Türkçe: Safari sırasında vahşi yaşamı doğal habitatlarında izledik ve onların güzellikleri ve çeşitlilikleri karşısında büyülendik.
Flora Flora
Flora Flora
Örnek Diyalog: Upon entering the greenhouse, Tom exclaimed, Flora, your name truly suits you, as you're surrounded by such vibrant flora!
Türkçe: Sera içeri girdiğinde Tom haykırdı, Flora, adın gerçekten de sana uygunmuş, etrafın bu kadar canlı bitkilerle çevriliyken!
Consumo di energia Energy consumption
Enerji tüketimi
Örnek Diyalog: Il recente aumento del consumo di energia ha portato a una maggiore attenzione alle fonti rinnovabili.
Türkçe: Son zamanlardaki enerji tüketiminin artışı, yenilenebilir enerji kaynaklarına daha fazla dikkat çekilmesine neden oldu.
Ciclo dell'acqua Water cycle
Su döngüsü
Örnek Diyalog: Durante la lezione di scienze, il professore ha illustrato il Ciclo dell'acqua, spiegando come l'evaporazione e la condensazione contribuiscano a questo importante Water cycle.
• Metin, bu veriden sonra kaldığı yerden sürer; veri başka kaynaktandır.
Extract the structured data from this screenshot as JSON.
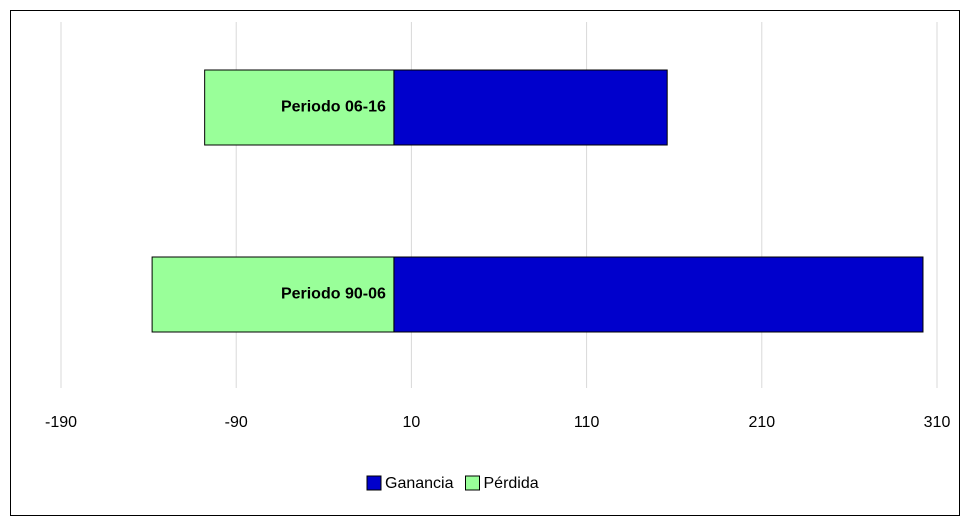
{
  "chart_data": {
    "type": "bar",
    "orientation": "horizontal",
    "stacked": true,
    "categories": [
      "Periodo 06-16",
      "Periodo 90-06"
    ],
    "series": [
      {
        "name": "Ganancia",
        "color": "#0000cc",
        "values": [
          156,
          302
        ]
      },
      {
        "name": "Pérdida",
        "color": "#99ff99",
        "values": [
          -108,
          -138
        ]
      }
    ],
    "xlim": [
      -190,
      310
    ],
    "xticks": [
      -190,
      -90,
      10,
      110,
      210,
      310
    ],
    "grid": true,
    "legend": "bottom"
  }
}
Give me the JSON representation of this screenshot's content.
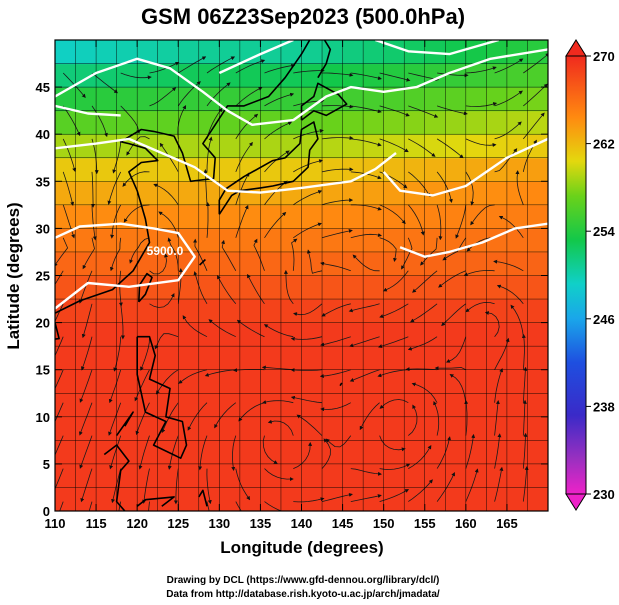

Türkçe: Fen dersi sırasında öğretmen, Su Döngüsü'nü anlatarak buharlaşmanın ve yoğunlaşmanın bu önemli su döngüsüne nasıl katkıda bulunduğunu açıkladı.
Diossido di carbonio Carbon dioxide
Karbon dioksit
Örnek Diyalog: Stavo leggendo su come il diossido di carbonio sia un contribuente principale all'effetto serra e al cambiamento climatico.
Türkçe: Karbon dioksitin sera etkisine ve iklim değişikliğine nasıl önemli bir katkıda bulunduğunu okuyordum.
İtalyanca'da Renkler
Renkler hakkında konuşurken işinize yarayacak kelimeler:
Rosso (Rosso): Kırmızı
Verde (Verde): Yeşil
Blu (Blu): Mavi
Giallo (Ciallo): Sarı
Nero (Nero): Siyah
Bianco (Bianko): Beyaz
Sonuç
İtalyanca, melodik yapısı ve zengin kültürüyle sizi kendine hayran bırakacak bir dildir. Bu temel ifadeleri ve kelimeleri öğrenerek, İtalya seyahatinizde veya İtalyanca konuşan biriyle iletişim kurarken kendinize güvenebilir ve yeni deneyimlere yelken açabilirsiniz. Unutmayın, her yeni kelime, yeni bir keşif demektir!
Bu yazıda öğrendiklerinizle, İtalyanca'yı keşfetmeye bir adım daha yaklaştınız. Bu maceranın tadını çıkarın ve her fırsatta yeni kelimeler öğrenmeye gayret edin. Buona fortuna! (Buona fortuna!) - İyi şanslar!